Out-of-district financial contributions from special interests and wealthy individuals undermine democracy in North Carolina by reducing the influence of citizens who live in a candidate’s district. North Carolina should adopt a public financing system for legislative campaigns to address this problem.

Campaign contributions influence who runs for office and who wins.

  • Before deciding whether to enter a race, candidates assess their ability to raise campaign funds. Those candidates who fear they will be badly outspent by their opponent—perhaps because of less willingness or ability to raise money from corporate interests, or less personal wealth or fewer wealthy friends who will contribute to the campaign—may decide to forgo a run for office.
  • Candidates give careful consideration to their fundraising ability because money plays such a key role in determining who will win. In North Carolina races, typically the candidate who raises the most money wins the election. In the state’s 2002 elections, only 11 percent of winning candidates were outspent by their opponent.
Campaigns for seats in the North Carolina House and Senate are heavily funded by donors from outside the candidates’ districts, and even from out of state.

We analyzed contributions to 10 powerful members of North Carolina’s Legislature during their 2006 campaigns to determine how much funding came from outside the candidates’ districts.
  • On average, 74 percent of funding came from outside the district, including 14 percent from outside the state.
  • The average in-district contribution was $312, while the average out-of-district contribution was $1,167.
Contributions from individuals were more likely to come from within the district than were contributions from political action committees (PACs). However, candidates raised more money from committees outside their districts than from individuals in their districts.
  • On average, 62 percent of funds from individual contributions came from citizens within the candidate’s district. In contrast, 1 percent of funds from PAC contributions came from within the district.
  • Together, the candidates raised $750,000 from individuals and $1.1 million from PACs.
This analysis is not intended as a criticism of these ten individual office-holders, but rather as an illustration of a systemic problem that affects all legislators.

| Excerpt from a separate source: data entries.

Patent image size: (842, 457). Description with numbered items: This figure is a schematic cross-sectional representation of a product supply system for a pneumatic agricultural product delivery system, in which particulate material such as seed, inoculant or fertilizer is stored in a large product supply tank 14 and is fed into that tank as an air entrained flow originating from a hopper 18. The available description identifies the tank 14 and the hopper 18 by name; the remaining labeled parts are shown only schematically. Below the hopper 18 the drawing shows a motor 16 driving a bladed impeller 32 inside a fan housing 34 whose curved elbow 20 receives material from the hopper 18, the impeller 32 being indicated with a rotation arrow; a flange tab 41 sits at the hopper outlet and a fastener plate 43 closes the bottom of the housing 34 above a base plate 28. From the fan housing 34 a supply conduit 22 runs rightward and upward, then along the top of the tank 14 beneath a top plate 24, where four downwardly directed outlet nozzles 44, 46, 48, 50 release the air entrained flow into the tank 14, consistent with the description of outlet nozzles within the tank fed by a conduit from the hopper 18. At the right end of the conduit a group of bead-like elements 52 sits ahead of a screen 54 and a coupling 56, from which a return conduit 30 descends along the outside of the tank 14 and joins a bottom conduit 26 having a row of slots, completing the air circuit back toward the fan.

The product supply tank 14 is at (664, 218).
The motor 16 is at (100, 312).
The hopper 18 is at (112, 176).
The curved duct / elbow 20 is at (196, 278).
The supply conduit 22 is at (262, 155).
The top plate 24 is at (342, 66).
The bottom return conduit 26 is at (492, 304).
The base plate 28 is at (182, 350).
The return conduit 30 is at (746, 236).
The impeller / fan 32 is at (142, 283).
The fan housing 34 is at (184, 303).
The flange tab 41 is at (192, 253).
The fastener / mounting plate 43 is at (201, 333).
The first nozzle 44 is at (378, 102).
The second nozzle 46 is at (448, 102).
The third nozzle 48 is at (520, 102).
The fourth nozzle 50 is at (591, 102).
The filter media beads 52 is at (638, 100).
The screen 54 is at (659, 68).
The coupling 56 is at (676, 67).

North Carolina’s current campaign finance system encourages candidates to raise money from wealthy individuals and powerful interests, wherever they are located. The result is that a small number of powerful out-of-district interests and wealthy donors heavily influence the outcome of North Carolina’s elections, even if these contributors have little connection to a candidate’s home district. Thus, while the fundraising of the 10 candidates included in this report is not inappropriate, illegal or corrupt, it is symptomatic of a broken system for financing political campaigns.

Establishing a public financing system for North Carolina’s legislative elections would prevent special interest money from overwhelming the interests of ordinary citizens. Under a public financing system, candidates who collect a requisite number of qualifying small contributions from voters would be eligible for public funding for their campaigns, reducing the role of out-of-district contributions in the state’s elections.